TRISENOX 1 mg/ml concentrate for solution for infusion: Type I borosilicate glass ampoule containing 10 ml of concentrate. Each pack contains 10 ampoules.

TRISENOX 2 mg/ml concentrate for solution for infusion: 6 ml concentrate in a clear, Type I borosilicate glass vial with a chlorobutyl rubber stopper (FluroTec coated plug) and an aluminium crimp cap with a plastic flip-top button. Each pack contains 10 vials.

Special precautions for disposal and other handling

Preparation of TRISENOX

Aseptic technique must be strictly observed throughout handling of TRISENOX since no preservative is present.

TRISENOX must be diluted with 100 to 250 ml of glucose 50 mg/ml (5 %) solution for injection or sodium chloride 9 mg/ml (0.9 %) solution for injection immediately after withdrawal from the ampoule or vial.

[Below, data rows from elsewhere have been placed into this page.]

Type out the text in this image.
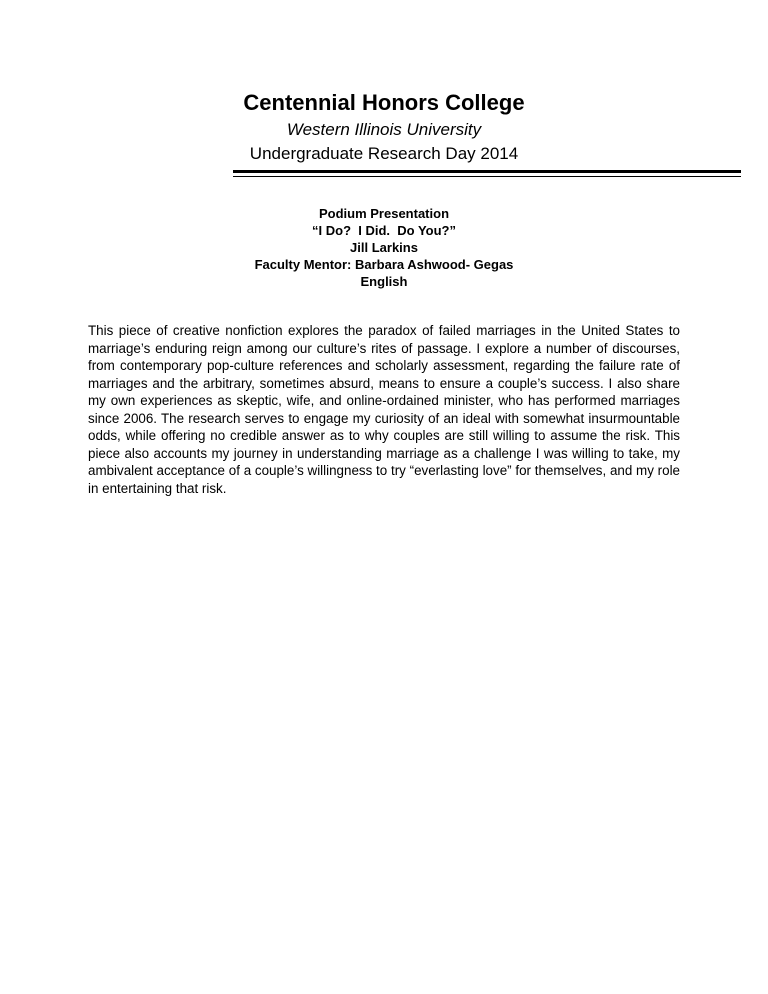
Centennial Honors College
Western Illinois University
Undergraduate Research Day 2014
Podium Presentation
“I Do?  I Did.  Do You?”
Jill Larkins
Faculty Mentor: Barbara Ashwood- Gegas
English

This piece of creative nonfiction explores the paradox of failed marriages in the United States to marriage’s enduring reign among our culture’s rites of passage. I explore a number of discourses, from contemporary pop-culture references and scholarly assessment, regarding the failure rate of marriages and the arbitrary, sometimes absurd, means to ensure a couple’s success. I also share my own experiences as skeptic, wife, and online-ordained minister, who has performed marriages since 2006. The research serves to engage my curiosity of an ideal with somewhat insurmountable odds, while offering no credible answer as to why couples are still willing to assume the risk. This piece also accounts my journey in understanding marriage as a challenge I was willing to take, my ambivalent acceptance of a couple’s willingness to try “everlasting love” for themselves, and my role in entertaining that risk.
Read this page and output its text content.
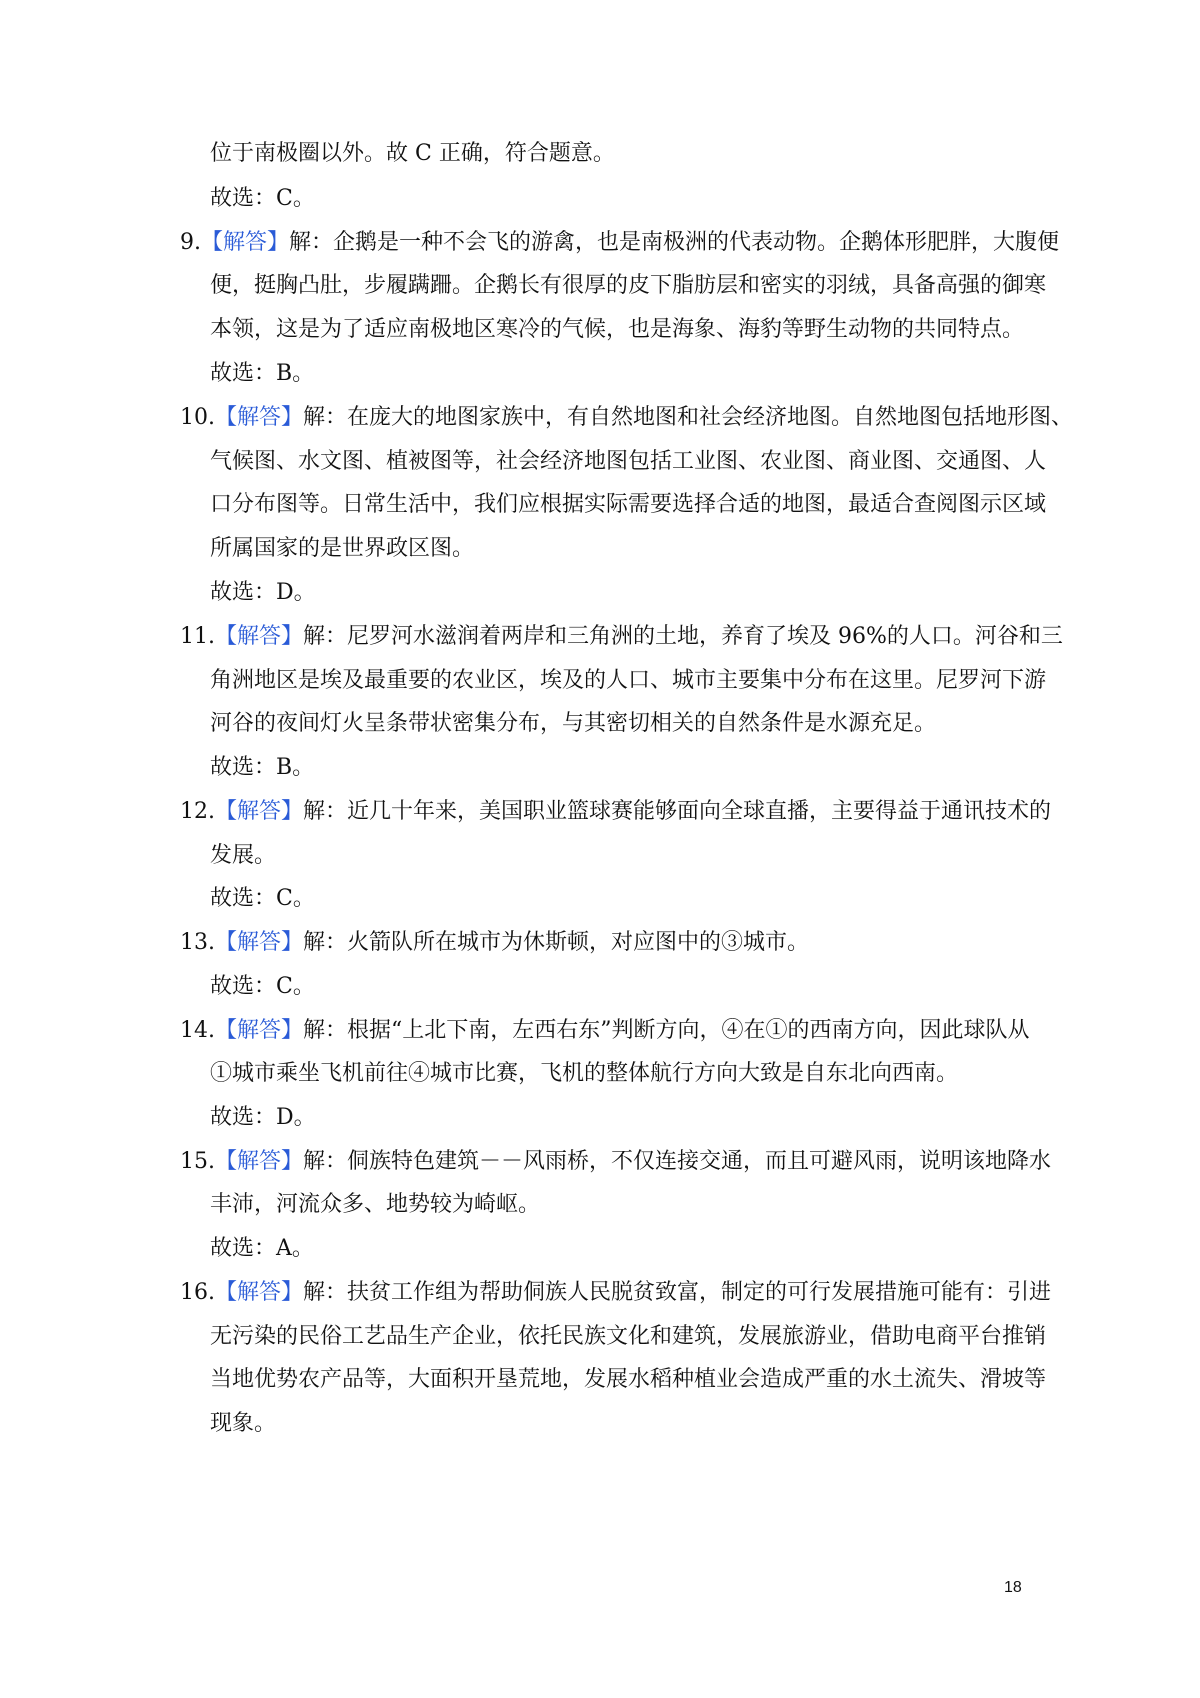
位于南极圈以外。故 C 正确，符合题意。
故选：C。
9.【解答】解：企鹅是一种不会飞的游禽，也是南极洲的代表动物。企鹅体形肥胖，大腹便
便，挺胸凸肚，步履蹒跚。企鹅长有很厚的皮下脂肪层和密实的羽绒，具备高强的御寒
本领，这是为了适应南极地区寒冷的气候，也是海象、海豹等野生动物的共同特点。
故选：B。
10.【解答】解：在庞大的地图家族中，有自然地图和社会经济地图。自然地图包括地形图、
气候图、水文图、植被图等，社会经济地图包括工业图、农业图、商业图、交通图、人
口分布图等。日常生活中，我们应根据实际需要选择合适的地图，最适合查阅图示区域
所属国家的是世界政区图。
故选：D。
11.【解答】解：尼罗河水滋润着两岸和三角洲的土地，养育了埃及 96%的人口。河谷和三
角洲地区是埃及最重要的农业区，埃及的人口、城市主要集中分布在这里。尼罗河下游
河谷的夜间灯火呈条带状密集分布，与其密切相关的自然条件是水源充足。
故选：B。
12.【解答】解：近几十年来，美国职业篮球赛能够面向全球直播，主要得益于通讯技术的
发展。
故选：C。
13.【解答】解：火箭队所在城市为休斯顿，对应图中的③城市。
故选：C。
14.【解答】解：根据“上北下南，左西右东”判断方向，④在①的西南方向，因此球队从
①城市乘坐飞机前往④城市比赛，飞机的整体航行方向大致是自东北向西南。
故选：D。
15.【解答】解：侗族特色建筑－－风雨桥，不仅连接交通，而且可避风雨，说明该地降水
丰沛，河流众多、地势较为崎岖。
故选：A。
16.【解答】解：扶贫工作组为帮助侗族人民脱贫致富，制定的可行发展措施可能有：引进
无污染的民俗工艺品生产企业，依托民族文化和建筑，发展旅游业，借助电商平台推销
当地优势农产品等，大面积开垦荒地，发展水稻种植业会造成严重的水土流失、滑坡等
现象。
18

TRISENOX must not be mixed with or concomitantly administered in the same intravenous line with other medicinal products.

The diluted solution must be clear and colourless. All parenteral solutions must be inspected visually for particulate matter and discoloration prior to administration. Do not use the preparation if foreign particulate matter is present.

Procedure for proper disposal

TRISENOX is for single use only and any unused portions of each ampoule or of each vial must be discarded properly. Do not save any unused portions for later administration.

Any unused medicinal product, any items that come into contact with the product or waste material must be disposed of in accordance with local requirements.